Despite the growing risks associated with AI, 67% of cybersecurity leaders believe these new threats require significant changes to existing security frameworks.
oOver the past year, 62% of organizations around the world have experienced deep-fark attacks, including the exploitation of social engineering or automated processes.
Additionally, 32% of companies reported attacks targeting AI applications through prompt manipulation.
A survey conducted between March and May 2025 among 302 cybersecurity leaders in North America, EMEA, and Asia-Pacific revealed that 29% of respondents have faced attacks on enterprise-generated AI (Genai) application infrastructure over the past 12 months.
Many organizations have discovered chatbot assistants that are vulnerable to adversarial prompting technologies in which attackers trick large-scale language models (LLMS) or multimodal AI systems into creating inputs to generate biased or malicious output.
“As adoption accelerates, attacks that utilize Genai for phishing, deepfakes and social engineering have become mainstream, but other threats such as attacks on Genai application infrastructure and rapid operations have emerged and gained traction.

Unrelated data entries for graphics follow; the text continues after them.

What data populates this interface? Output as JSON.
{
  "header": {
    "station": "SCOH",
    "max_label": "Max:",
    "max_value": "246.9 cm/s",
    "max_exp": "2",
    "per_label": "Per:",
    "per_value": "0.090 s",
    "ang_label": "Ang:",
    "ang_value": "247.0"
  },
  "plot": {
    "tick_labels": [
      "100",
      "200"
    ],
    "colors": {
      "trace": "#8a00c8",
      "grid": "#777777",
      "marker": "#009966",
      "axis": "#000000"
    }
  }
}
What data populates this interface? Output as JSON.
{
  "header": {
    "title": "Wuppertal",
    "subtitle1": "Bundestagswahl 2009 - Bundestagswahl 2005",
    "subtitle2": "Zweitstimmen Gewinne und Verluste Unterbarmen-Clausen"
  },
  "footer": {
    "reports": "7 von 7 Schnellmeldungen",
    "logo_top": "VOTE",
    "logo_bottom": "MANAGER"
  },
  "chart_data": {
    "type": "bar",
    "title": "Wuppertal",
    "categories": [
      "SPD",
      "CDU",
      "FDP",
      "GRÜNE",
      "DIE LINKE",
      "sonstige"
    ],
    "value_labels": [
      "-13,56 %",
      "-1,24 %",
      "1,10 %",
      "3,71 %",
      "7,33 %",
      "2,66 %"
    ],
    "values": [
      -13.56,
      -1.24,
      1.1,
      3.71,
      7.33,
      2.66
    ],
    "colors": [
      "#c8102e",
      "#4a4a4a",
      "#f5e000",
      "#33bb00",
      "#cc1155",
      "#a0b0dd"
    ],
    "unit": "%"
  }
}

Despite the growing risks associated with AI, 67% of cybersecurity leaders believe these new threats require significant changes to existing security frameworks. However, the report advises a balanced approach rather than wiping out the overhaul.
“Institutions need to strengthen core control and implement targeted measurements for each new risk category, rather than making drastic changes or isolated investments,” added Gupta.
In related insights, the Bain & Company report estimates that by 2030, approximately $2 trillion per year will be needed to fund the computing capabilities needed to meet global AI demand. Despite cost savings from AI, there remains a $800 billion shortfall in funds to meet the expected requirements.